Paylaş
Az kaldı, yasa değişiminin eli kulağında. Meclis’in onayına gidecek yasa tasarısıyla ilgili umut da var, endişeler de.
Tasarı Meclis’e gidene dek, hayvan hakları için fayda sağlamak adına tüm hayvanseverler olarak yasayı bugünlerde sık sık gündeme getirmemiz ve kırmızı çizgilerimizi sık sık tekrarlamamız şart.
Bu noktada HAÇİKO Derneği Başkanı olarak altını çizmek istediğim konular var.
En önemlilerinin başında, 6’ncı maddenin korunması geliyor. Kulislerde dolanan dedikodu, yeni çıkacak yasada okul, cami, park ve hastane gibi kalabalık yerlerde sokak hayvanlarının yaşamasına izin verilmeyeceği yönünde.
Bunun düşüncesi bile korkunç geliyor bana.
Mevcut yasada hayvanlar sokaklarda, bulundukları mahallelerde yaşarlar.

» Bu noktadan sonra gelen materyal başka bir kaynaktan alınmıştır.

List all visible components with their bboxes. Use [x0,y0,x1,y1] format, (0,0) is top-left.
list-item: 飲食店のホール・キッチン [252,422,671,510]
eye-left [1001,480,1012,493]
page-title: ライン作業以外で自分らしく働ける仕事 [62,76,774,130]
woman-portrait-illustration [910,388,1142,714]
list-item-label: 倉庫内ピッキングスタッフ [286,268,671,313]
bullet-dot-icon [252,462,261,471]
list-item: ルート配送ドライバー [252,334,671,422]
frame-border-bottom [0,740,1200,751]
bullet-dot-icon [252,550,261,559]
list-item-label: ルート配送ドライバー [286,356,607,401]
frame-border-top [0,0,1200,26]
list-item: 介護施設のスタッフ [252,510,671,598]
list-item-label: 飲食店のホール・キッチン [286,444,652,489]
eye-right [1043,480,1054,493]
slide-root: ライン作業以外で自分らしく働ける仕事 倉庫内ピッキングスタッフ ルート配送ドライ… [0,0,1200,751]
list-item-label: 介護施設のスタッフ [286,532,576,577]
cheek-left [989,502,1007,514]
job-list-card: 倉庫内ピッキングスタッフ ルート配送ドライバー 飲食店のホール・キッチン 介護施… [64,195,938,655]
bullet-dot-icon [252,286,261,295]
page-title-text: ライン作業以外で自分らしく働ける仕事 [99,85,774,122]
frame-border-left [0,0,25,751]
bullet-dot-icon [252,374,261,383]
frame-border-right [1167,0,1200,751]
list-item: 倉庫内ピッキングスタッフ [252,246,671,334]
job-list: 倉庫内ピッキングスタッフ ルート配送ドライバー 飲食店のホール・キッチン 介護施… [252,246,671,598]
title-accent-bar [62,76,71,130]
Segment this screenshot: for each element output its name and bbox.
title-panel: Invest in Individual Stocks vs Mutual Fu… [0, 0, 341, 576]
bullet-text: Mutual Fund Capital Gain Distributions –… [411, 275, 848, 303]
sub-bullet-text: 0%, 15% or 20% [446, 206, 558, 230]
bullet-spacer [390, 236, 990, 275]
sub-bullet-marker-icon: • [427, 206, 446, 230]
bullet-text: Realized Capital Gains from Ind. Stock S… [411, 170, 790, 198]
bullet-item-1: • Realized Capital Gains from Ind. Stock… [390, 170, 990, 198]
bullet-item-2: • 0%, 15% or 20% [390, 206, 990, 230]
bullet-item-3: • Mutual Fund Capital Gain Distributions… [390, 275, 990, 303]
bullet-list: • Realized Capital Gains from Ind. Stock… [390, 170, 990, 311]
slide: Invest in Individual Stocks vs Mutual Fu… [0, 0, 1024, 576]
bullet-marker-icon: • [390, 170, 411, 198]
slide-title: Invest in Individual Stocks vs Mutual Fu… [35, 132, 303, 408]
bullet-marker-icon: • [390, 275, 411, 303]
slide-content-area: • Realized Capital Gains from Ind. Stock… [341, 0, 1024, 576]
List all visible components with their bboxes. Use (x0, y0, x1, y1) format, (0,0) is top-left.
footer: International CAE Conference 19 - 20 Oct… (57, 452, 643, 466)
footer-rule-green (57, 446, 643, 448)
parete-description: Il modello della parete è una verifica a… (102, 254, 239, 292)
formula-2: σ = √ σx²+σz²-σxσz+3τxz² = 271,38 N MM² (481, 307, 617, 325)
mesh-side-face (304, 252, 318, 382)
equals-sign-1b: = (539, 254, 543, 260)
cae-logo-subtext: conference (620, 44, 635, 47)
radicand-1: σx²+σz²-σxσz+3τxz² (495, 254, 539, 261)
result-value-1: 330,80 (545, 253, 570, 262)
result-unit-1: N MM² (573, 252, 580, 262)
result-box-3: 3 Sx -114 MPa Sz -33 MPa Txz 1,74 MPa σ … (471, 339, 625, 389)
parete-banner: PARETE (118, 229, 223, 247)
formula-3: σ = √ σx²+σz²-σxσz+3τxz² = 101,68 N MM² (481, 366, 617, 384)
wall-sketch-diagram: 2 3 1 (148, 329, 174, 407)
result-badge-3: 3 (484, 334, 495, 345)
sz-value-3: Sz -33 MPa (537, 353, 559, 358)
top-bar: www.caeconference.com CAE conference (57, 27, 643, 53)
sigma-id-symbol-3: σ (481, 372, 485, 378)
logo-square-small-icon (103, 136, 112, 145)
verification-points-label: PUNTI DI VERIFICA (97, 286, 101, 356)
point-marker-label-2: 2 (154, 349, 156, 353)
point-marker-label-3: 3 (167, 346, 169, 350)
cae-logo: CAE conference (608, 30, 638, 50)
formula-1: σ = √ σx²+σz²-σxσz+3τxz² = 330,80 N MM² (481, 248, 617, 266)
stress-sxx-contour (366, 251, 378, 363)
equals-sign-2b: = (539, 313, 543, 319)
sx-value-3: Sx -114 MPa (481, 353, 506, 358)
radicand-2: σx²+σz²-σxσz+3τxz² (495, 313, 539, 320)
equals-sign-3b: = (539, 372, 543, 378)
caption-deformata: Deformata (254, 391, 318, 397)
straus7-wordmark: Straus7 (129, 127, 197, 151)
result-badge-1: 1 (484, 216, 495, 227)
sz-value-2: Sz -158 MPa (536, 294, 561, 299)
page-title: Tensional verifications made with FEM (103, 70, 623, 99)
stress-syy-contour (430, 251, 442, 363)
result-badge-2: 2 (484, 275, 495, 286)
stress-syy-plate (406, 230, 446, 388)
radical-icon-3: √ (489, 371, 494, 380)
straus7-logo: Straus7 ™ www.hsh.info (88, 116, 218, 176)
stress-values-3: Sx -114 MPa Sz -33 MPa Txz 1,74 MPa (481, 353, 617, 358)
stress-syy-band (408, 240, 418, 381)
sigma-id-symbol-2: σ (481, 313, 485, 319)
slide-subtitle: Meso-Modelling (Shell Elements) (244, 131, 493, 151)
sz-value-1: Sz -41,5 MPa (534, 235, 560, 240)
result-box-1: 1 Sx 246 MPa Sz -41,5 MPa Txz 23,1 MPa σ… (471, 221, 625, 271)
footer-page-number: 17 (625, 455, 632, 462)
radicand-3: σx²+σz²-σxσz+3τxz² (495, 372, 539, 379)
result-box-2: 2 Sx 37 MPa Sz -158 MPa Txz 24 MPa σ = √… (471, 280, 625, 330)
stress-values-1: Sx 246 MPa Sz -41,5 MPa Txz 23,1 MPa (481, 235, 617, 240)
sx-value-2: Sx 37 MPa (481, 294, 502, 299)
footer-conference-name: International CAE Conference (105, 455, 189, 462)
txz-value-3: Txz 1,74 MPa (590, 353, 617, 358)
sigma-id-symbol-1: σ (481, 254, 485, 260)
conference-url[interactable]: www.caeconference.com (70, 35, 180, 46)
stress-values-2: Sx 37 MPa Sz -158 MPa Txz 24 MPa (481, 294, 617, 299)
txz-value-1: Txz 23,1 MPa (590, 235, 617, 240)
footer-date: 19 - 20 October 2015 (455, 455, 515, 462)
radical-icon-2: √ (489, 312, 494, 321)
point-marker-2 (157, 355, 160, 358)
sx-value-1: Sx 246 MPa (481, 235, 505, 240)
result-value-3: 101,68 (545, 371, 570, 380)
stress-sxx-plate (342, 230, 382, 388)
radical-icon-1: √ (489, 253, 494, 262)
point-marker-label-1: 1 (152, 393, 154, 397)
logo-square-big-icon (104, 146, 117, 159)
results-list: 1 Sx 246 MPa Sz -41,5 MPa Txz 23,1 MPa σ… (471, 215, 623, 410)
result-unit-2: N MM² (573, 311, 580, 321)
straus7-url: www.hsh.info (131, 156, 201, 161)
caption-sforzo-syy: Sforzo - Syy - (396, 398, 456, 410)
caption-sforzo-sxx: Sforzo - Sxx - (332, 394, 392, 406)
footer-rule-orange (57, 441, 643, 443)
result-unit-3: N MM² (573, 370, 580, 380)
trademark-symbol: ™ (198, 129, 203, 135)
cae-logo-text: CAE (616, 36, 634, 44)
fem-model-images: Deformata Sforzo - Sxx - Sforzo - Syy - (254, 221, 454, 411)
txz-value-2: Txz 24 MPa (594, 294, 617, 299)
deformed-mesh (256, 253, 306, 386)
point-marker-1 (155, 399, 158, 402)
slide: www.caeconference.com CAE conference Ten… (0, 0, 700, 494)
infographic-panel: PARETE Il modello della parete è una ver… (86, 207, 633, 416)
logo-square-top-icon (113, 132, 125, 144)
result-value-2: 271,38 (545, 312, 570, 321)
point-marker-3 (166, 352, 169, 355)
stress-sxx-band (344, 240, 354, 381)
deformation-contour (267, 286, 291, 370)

Belediye, kısırlaştırıp ya da tedavi edip, tekrar bulunduğu yere bırakır. Bu durumun altını çizen 6’ncı maddenin değiştirilerek sokaklarımızdaki hayvanların toplatılmasını, özetle kedi köpeklerin şehirlerden atılmasını kabullenmemiz mümkün olamaz.
Hayvanların mal kapsamından çıkarılıp can statüsüne alınması ve onlara yönelik öldürme, yaralama, işkence, cinsel istismar vb. fiillerin hürriyeti bağlayıcı ceza kapsamına alınmasını bekliyoruz.
Burada özellikle dikkat edilmesi gereken husus, hürriyeti bağlayıcı cezanın alt sınırının 2 yıl 1 aydan başlaması, yani hiçbir şekilde para cezasına dönüştürülememesi.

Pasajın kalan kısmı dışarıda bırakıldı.